LO CARNAVALESCO EN ADIÓS, AYACUCHO


Hasta donde he podido averiguar, Adiós, Ayacucho (1986) de Julio Ortega fue la primera novela (novela corta) que se publicó en el Perú en relación a la guerra senderista y la lucha antisubversiva durante el segundo gobierno de Fernando Belaúnde Terry. La primera frase con que empieza el relato, "Vine a Lima a recobrar mi cadáver", con su deliberado pero engañoso tono rulfiano (recuérdese el famoso comienzo de Pedro Páramo), introduce al lector en un territorio imaginario no regido por el principio de la verosimilitud basado en la mímesis. Y, como se comprobará líneas después, tampoco se trata de una novela concebida según la ya fatigante corriente del realismo mágico. Pienso que cualquier narrador consciente de su oficio se habrá hecho la pregunta de si frente a un acontecimiento tan desmesurado en horrores como fue la guerra interna, el realismo, en sus formas convencionales, puede ser el mejor método o el más eficaz para su representación artística. En cualquier forma, Julio Ortega eligió otro camino casi nunca transitado (por lo menos con decorosa competencia) en la narrativa peruana, pero con una larga tradición en la novela occidental. Bajtin, refiriéndose a Gogol (y mientras leía la nouvelle de Ortega recordé después de muchísimos años el maravilloso cuento "La nariz" del gran escritor ruso), caracterizó su arte como de realismo grotesco, cuyas notas centrales son la hipérbole, la imposibilidad empírica del suceso narrado, el empleo del disparate, del elogio y la injuria y, sobre todo, la unión orgánica de lo no serio con lo serio, de lo cómico con lo terrible. Y Julio Ortega (creo yo que con resultado estéticamente logrado) se arriesgó por este camino para contar, entre otras cosas, una historia simbólica que alude a los muertos y desaparecidos de la guerra, a los cadáveres mutilados, a los muertos vivientes que según la creencia popular errarán por el mundo mientras no sean sepultados por sus seres queridos.
Adiós, Ayacucho cuenta la odisea grotesca, cómica, carnavalesca, de Ángel Cánepa, un dirigente campesino de Quinua que tras ser acusado falsamente por la policía de terrorista, es asesinado, su cadáver es mutilado y una parte del mismo es enterrada clandestinamente, mientras envían a Lima, sede del gobierno, sus huesos restantes.

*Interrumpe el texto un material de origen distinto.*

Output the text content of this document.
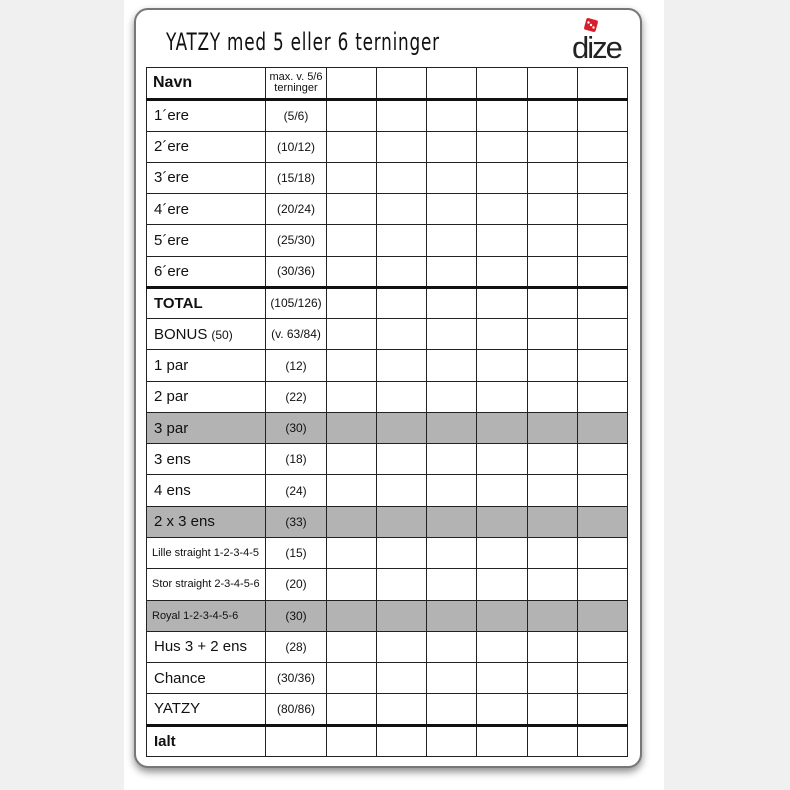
YATZY med 5 eller 6 terninger	dize
Navn	max. v. 5/6
terninger						

1´ere	(5/6)						
2´ere	(10/12)						
3´ere	(15/18)						
4´ere	(20/24)						
5´ere	(25/30)						
6´ere	(30/36)						
TOTAL	(105/126)						
BONUS (50)	(v. 63/84)						
1 par	(12)						
2 par	(22)						
3 par	(30)						
3 ens	(18)						
4 ens	(24)						
2 x 3 ens	(33)						
Lille straight 1-2-3-4-5	(15)						
Stor straight 2-3-4-5-6	(20)						
Royal 1-2-3-4-5-6	(30)						
Hus 3 + 2 ens	(28)						
Chance	(30/36)						
YATZY	(80/86)						
Ialt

Aunque mutilado (le faltan una pierna, un brazo, un ojo…) Cánepa no pierde su identidad, logra escapar de su entierro y empleando los más diversos vehículos emprende el viaje a la capital donde, con su figura imposible, esperpéntica (en un pasaje se le describe "como uno de esos Cristos horrorosos" de los artesanos indios), pretenderá entregar (como un Guamán Poma redivivo) una carta a Belaúnde reclamando sus huesos. La serie de aventuras estrafalarias, lucianescas, que le ocurren al cadáver viviente mientras atraviesa la zona de emergencia, confieren a la historia su verdadero sentido: se trata de una definición en tono cómico del Perú –que implica una indagación sobre las causas de la guerra interna– y de una reedición mestiza y delirante del mito de Incarrí. Ya en Lima –donde le pasan nuevas y absurdas aventuras–, el cadáver de Cánepa, previa masacre de la policía durante un mitin, logra alcanzarle su carta reclamo a Belaúnde, pero este no la lee y la pierde en el tumulto. Guiado, entonces, por el Petiso, un vivaz niño de la calle, entra a la Catedral y al descubrir el catafalco donde reposan los probablemente falsos huesos de Pizarro, Cánepa sabe que ¡al fin! ha encontrado la tumba donde hallarán reposo sus huesos. De modo que abre la urna, saca la calavera y otros huesos de Pizarro y completa con sus propios huesos el cadáver apócrifo.